Şu anki model buna uygun değil 

Ancak, mevcut iktidarın izlediği ekonomi modeli, daha çok kısa vadeli büyümeye odaklanarak düşük faiz ve yüksek kredi politikalarını içeriyor. Bu politika, genişletici maliye politikaları ve düşük faizlerle büyümeyi hızlandırmayı hedefliyor. Kısa vadede ekonomik canlılık sağlanırken, yüksek enflasyon ve artan fiyat istikrarsızlığı gibi sorunlar ortaya çıkıyor. Teknolojiye yatırım ve yapısal reformlar ise bu modelde sınırlı kalıyor. Böylece, kısa vadeli büyüme hedefleri uzun vadeli sürdürülebilirliğe zarar verebiliyor.

Muhalefet daha uygun 

Muhalefet partileri, Daron Acemoğlu’nun önerdiği yapısal reformlara daha yakın bir ekonomik model sunuyor. CHP, İyi Parti, DEVA Partisi ve Gelecek Partisi gibi partiler, yargı bağımsızlığı, eğitimde yenilik, sosyal adalet ve teknolojiye yatırım gibi unsurları öne çıkaran bir yaklaşımla uzun vadeli sürdürülebilir büyümeyi hedefliyor. Bu partiler, Acemoğlu’nun belirttiği gibi ekonomik kalkınmayı verimlilik artışıyla sağlamayı, işçi haklarını iyileştirmeyi ve gelir dağılımındaki adaleti tesis etmeyi amaçlıyor.

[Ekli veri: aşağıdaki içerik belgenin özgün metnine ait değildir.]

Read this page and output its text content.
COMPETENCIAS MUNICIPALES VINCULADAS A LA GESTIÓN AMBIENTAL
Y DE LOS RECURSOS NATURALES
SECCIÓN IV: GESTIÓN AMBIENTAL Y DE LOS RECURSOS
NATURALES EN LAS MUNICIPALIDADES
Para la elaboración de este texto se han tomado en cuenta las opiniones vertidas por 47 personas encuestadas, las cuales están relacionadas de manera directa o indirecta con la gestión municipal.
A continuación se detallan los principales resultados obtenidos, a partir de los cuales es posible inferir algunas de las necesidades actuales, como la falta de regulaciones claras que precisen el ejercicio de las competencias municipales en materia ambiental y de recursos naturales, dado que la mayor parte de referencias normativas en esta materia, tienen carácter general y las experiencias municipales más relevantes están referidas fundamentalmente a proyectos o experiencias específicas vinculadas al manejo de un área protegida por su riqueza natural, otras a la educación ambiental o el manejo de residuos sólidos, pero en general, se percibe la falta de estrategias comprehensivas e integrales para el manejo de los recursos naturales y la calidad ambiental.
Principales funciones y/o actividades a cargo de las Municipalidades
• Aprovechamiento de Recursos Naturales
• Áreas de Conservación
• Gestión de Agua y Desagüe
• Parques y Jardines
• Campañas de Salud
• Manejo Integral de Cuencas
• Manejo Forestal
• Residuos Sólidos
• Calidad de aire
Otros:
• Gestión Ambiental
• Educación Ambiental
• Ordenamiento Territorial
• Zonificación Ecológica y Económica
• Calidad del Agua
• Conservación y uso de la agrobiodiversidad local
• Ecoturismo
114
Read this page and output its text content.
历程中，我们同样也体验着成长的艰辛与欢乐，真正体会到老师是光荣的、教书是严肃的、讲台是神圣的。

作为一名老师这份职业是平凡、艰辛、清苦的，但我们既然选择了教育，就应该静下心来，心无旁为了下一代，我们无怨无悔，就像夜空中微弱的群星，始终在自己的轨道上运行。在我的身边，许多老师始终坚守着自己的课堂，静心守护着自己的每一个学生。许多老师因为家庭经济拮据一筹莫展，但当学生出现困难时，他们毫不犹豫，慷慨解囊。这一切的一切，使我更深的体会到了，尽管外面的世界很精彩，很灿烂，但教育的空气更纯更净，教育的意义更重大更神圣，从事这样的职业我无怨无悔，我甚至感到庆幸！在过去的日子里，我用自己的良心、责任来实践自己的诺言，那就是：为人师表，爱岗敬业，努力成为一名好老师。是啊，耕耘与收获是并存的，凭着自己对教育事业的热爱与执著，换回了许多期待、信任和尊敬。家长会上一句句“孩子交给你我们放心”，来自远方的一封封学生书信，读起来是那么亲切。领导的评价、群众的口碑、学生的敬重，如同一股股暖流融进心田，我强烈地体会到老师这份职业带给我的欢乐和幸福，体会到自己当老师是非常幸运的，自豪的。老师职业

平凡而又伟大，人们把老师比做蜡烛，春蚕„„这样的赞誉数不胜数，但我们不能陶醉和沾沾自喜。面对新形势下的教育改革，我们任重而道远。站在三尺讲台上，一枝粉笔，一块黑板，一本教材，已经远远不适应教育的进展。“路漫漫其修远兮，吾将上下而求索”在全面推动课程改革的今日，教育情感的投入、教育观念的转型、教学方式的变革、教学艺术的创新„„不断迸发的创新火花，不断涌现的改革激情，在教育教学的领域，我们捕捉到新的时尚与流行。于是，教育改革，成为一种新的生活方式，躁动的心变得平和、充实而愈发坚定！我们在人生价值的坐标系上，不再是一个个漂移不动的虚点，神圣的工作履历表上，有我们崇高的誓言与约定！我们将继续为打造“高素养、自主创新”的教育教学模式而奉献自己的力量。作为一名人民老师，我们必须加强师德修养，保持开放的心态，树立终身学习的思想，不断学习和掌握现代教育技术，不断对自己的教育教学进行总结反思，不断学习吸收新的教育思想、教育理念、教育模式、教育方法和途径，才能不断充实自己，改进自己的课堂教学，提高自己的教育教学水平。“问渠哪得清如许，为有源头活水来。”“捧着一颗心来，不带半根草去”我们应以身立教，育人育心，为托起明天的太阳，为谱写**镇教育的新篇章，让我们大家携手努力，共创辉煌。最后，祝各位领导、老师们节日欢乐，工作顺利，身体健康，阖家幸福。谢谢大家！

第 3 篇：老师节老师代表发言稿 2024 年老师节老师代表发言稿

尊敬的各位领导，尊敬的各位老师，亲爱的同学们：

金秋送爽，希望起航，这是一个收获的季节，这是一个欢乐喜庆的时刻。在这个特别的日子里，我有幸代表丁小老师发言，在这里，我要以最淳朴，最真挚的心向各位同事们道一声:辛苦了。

Türk ekonomisinin reformlara ihtiyacı var

Türkiye’nin ekonomik potansiyelini gerçekleştirebilmesi için kısa vadeli büyüme hedeflerine odaklanan mevcut ekonomi politikaları yerine, uzun vadeli ve kapsayıcı bir ekonomik dönüşüm gerekiyor. Acemoğlu’nun çizdiği çerçevede önerilen reformlar, Türkiye’nin ekonomik istikrarını sağlamak ve küresel rekabet gücünü artırmak için önem taşıyor. Bu reformlar gerçekleştirilmediği sürece, kısa vadeli büyüme modelleriyle sürdürülebilir bir ekonomik kalkınmaya ulaşılması zor görünüyor.